In furthermore, it was considered I might be "an active face perceiver", meaning I pay a significant focus to faces. Others may have more false alarm moments, thinking they know someone they don't know. But because I tend to look closely at faces, I am inclined to notice the unknown person who looks like my elderly relative. Indeed, one friend who said she doesn't make face identification mistakes confessed she doesn't really look at the people around her.

Researching Hyperfamiliarity for Faces

These assessments helped me understand where I positioned on the continuum. But I wanted to understand more about what is happening in the brain when we "identify" unknown people. Researching further, I read about a condition called over-familiarity with countenances (HFF), in which unfamiliar faces appear recognizable. Initially, this sounded like it could relate to me. But the few of recorded occurrences all happened after a health incident such as a epileptic episode or brain attack, unlike the quirk that I've been experiencing my whole mature years.

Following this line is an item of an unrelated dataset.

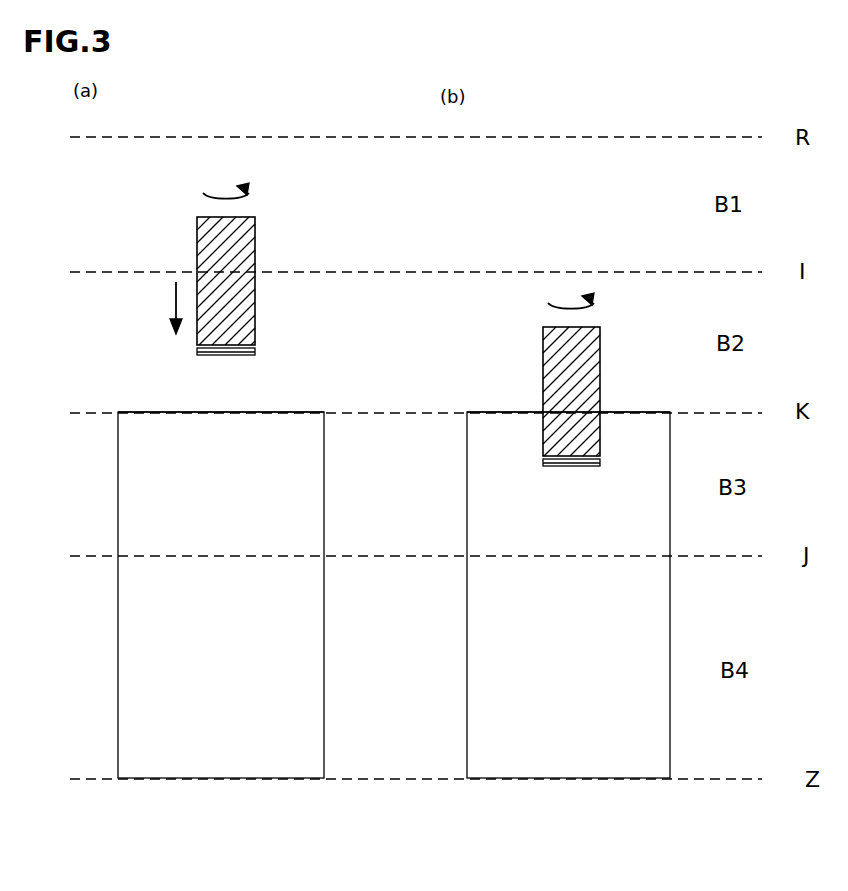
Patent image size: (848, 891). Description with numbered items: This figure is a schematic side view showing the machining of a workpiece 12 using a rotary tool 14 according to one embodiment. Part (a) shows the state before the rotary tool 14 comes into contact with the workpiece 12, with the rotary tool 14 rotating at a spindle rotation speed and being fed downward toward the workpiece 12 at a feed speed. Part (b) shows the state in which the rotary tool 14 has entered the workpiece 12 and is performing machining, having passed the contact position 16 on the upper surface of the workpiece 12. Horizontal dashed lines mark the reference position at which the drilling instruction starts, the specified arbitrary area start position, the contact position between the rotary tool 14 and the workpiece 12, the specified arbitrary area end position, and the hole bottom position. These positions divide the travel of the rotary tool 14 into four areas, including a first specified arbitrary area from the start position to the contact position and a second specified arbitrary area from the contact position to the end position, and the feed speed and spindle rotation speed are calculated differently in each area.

The workpiece 12 is at (467, 753).
The rotary tool 14 is at (543, 358).
The contact position 16 is at (493, 412).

Through scientific platforms, experts have heard from about 24,000 prosopagnosics, as well as people with all kinds of facial recognition problems, including sight abnormalities, like when faces appear to be dissolving. Researchers study many of these people, using tools like the previously seen/unfamiliar faces task and the facial recall assessment.

Experts have heard from only a handful of people with suspected HFF in many years of study.

"The prevalence is quite low," one expert said of HFF. However, they theorized that there may be a range, with some people who think all visages is familiar, and others, like me, who only undergo it a several occasions a month.

{Understanding

Bryan Barker
Bryan Barker

A tech enthusiast and writer with a passion for exploring the latest innovations and sharing practical advice for digital life.